Akibatnya, kata dia, ke enam orang tersebut tidak dapat segera kembali ke Indonesia karena harus menjalani proses pidana di Thailand serta adanya Perintah Penahanan oleh Pengadilan Chiang Rai.
“Meskipun mereka telah ditetapkan sebagai korban TPPO oleh Department Anti-Trafficking in Persons (DATIP) Thailand di Mae Sot pada November 2022,” ujarnya seraya menyebutkan saat proses hukum sedang berjalan ada pihak yang mengajukan penjaminan bersyarat.
“Sehingga membuat ke enamnya dapat dibebaskan dari tahanan. Namun bukannya dipulangkan ke Indonesia, mereka justru dikirim ke Myawadee, Myanmar melalui Provinsi Mae Sot, Thailand,” ungkap Ketut.
Hentikan Penuntutan
Dia menyebutkan ke enamnya selama di Myawadee dipaksa harus bekerja sebagai scammer selama tiga bulan hingga akhirnya dipulangkan oleh pihak perusahaan ke Provinsi Mae Sot, Thailand.
“Melihat hal itu Virgaliano Nahan selaku Atase Kejaksaan KBRI di Bangkok kemudian melakukan komunikasi dengan pihak Kejaksaan Kerajaan Thailand (Office of Attorney General) terkait status ke enam korban TPPO yang tidak dapat kembali ke Indonesia akibat adanya perintah penahanan dari Pengadilan Chiang Rai,” ujarnya.
Ketut mengatakan upaya tersebut ternyata tidak berhasil karena hukum pidana Thailand tidak dapat membebaskan ke enam korban TPPO karena dianggap telah melakukan tindak pidana.
Oleh karena itu, kata dia, Atase Kejaksaan KBRI di Bangkok kemudian menyusun argumen hukum agar Kejaksaan Kerajaan Thailand dapat melakukan penghentian penuntutan di wilayah Pengadilan Chiang Ray terhadap ke enam WNI tersebut.

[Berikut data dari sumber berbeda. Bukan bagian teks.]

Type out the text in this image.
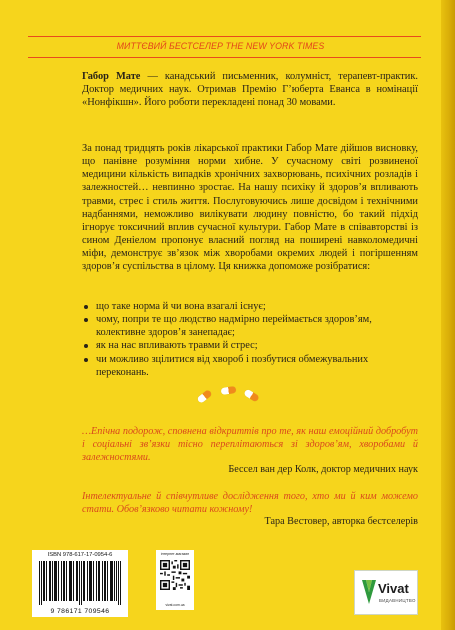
МИТТЄВИЙ БЕСТСЕЛЕР THE NEW YORK TIMES
Габор Мате — канадський письменник, колумніст, терапевт-практик. Доктор медичних наук. Отримав Премію Гʼюберта Еванса в номінації «Нонфікшн». Його роботи перекладені понад 30 мовами.
За понад тридцять років лікарської практики Габор Мате дійшов висновку, що панівне розуміння норми хибне. У сучасному світі розвиненої медицини кількість випадків хронічних захворювань, психічних розладів і залежностей… невпинно зростає. На нашу психіку й здоровʼя впливають травми, стрес і стиль життя. Послуговуючись лише досвідом і технічними надбаннями, неможливо вилікувати людину повністю, бо такий підхід ігнорує токсичний вплив сучасної культури. Габор Мате в співавторстві із сином Деніелом пропонує власний погляд на поширені навколомедичні міфи, демонструє звʼязок між хворобами окремих людей і погіршенням здоровʼя суспільства в цілому. Ця книжка допоможе розібратися:
що таке норма й чи вона взагалі існує;
чому, попри те що людство надмірно переймається здоровʼям, колективне здоровʼя занепадає;
як на нас впливають травми й стрес;
чи можливо зцілитися від хвороб і позбутися обмежувальних переконань.
…Епічна подорож, сповнена відкриттів про те, як наш емоційний добробут і соціальні звʼязки тісно переплітаються зі здоровʼям, хворобами й залежностями.
Бессел ван дер Колк, доктор медичних наук
Інтелектуальне й співчутливе дослідження того, хто ми й ким можемо стати. Обовʼязково читати кожному!
Тара Вестовер, авторка бестселерів
ISBN 978-617-17-0954-6
9 786171 709546
інтернет-магазин
vivat.com.ua
Vivat
ВИДАВНИЦТВО
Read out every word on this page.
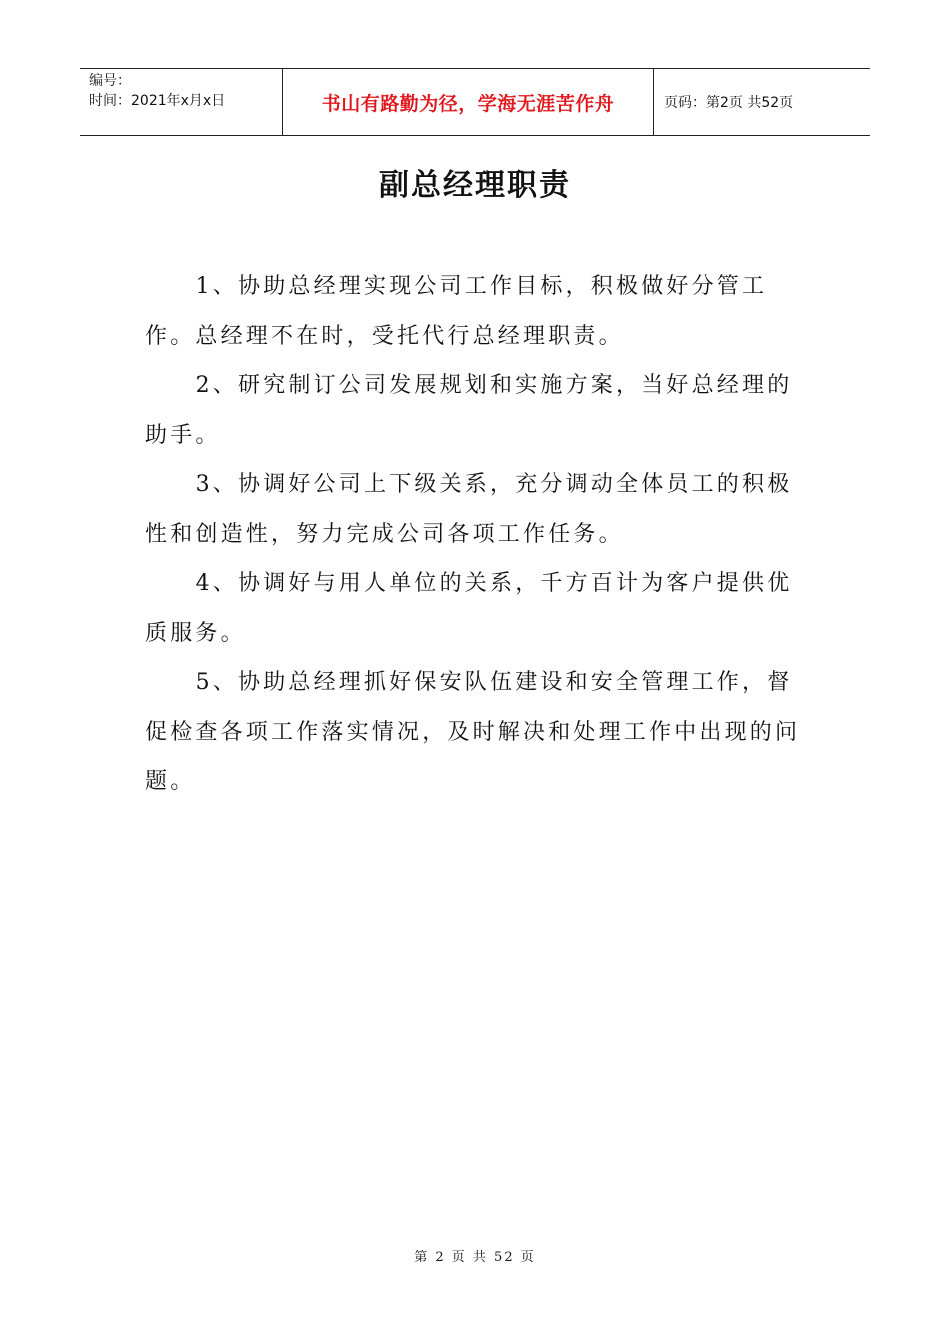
编号：
时间：2021年x月x日	书山有路勤为径，学海无涯苦作舟	页码：第2页 共52页
副总经理职责

1、协助总经理实现公司工作目标，积极做好分管工作。总经理不在时，受托代行总经理职责。

2、研究制订公司发展规划和实施方案，当好总经理的助手。

3、协调好公司上下级关系，充分调动全体员工的积极性和创造性，努力完成公司各项工作任务。

4、协调好与用人单位的关系，千方百计为客户提供优质服务。

5、协助总经理抓好保安队伍建设和安全管理工作，督促检查各项工作落实情况，及时解决和处理工作中出现的问题。

第 2 页 共 52 页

“Salah satunya berdasarkan Palermo Convention, korban dari TPPO tidak dapat dipidana atas perbuatan pidana yang terpaksa dilakukan, sehubungan dengan statusnya sebagai korban dan memberikan bukti-bukti akurat,” ucapnya.
Dia menuturkan setelah enam bulan pihak Atase Kejaksaan KBRI di Bangkok mengajukan permohonan penghentian penuntutan akhirnya pada 25 Juli 2023, Pengadilan Chiang Rai mengizinkan Kejaksaan Provinsi Chiang Rai untuk menghentikan penuntutan terhadap ke enam WNI korban TPPO.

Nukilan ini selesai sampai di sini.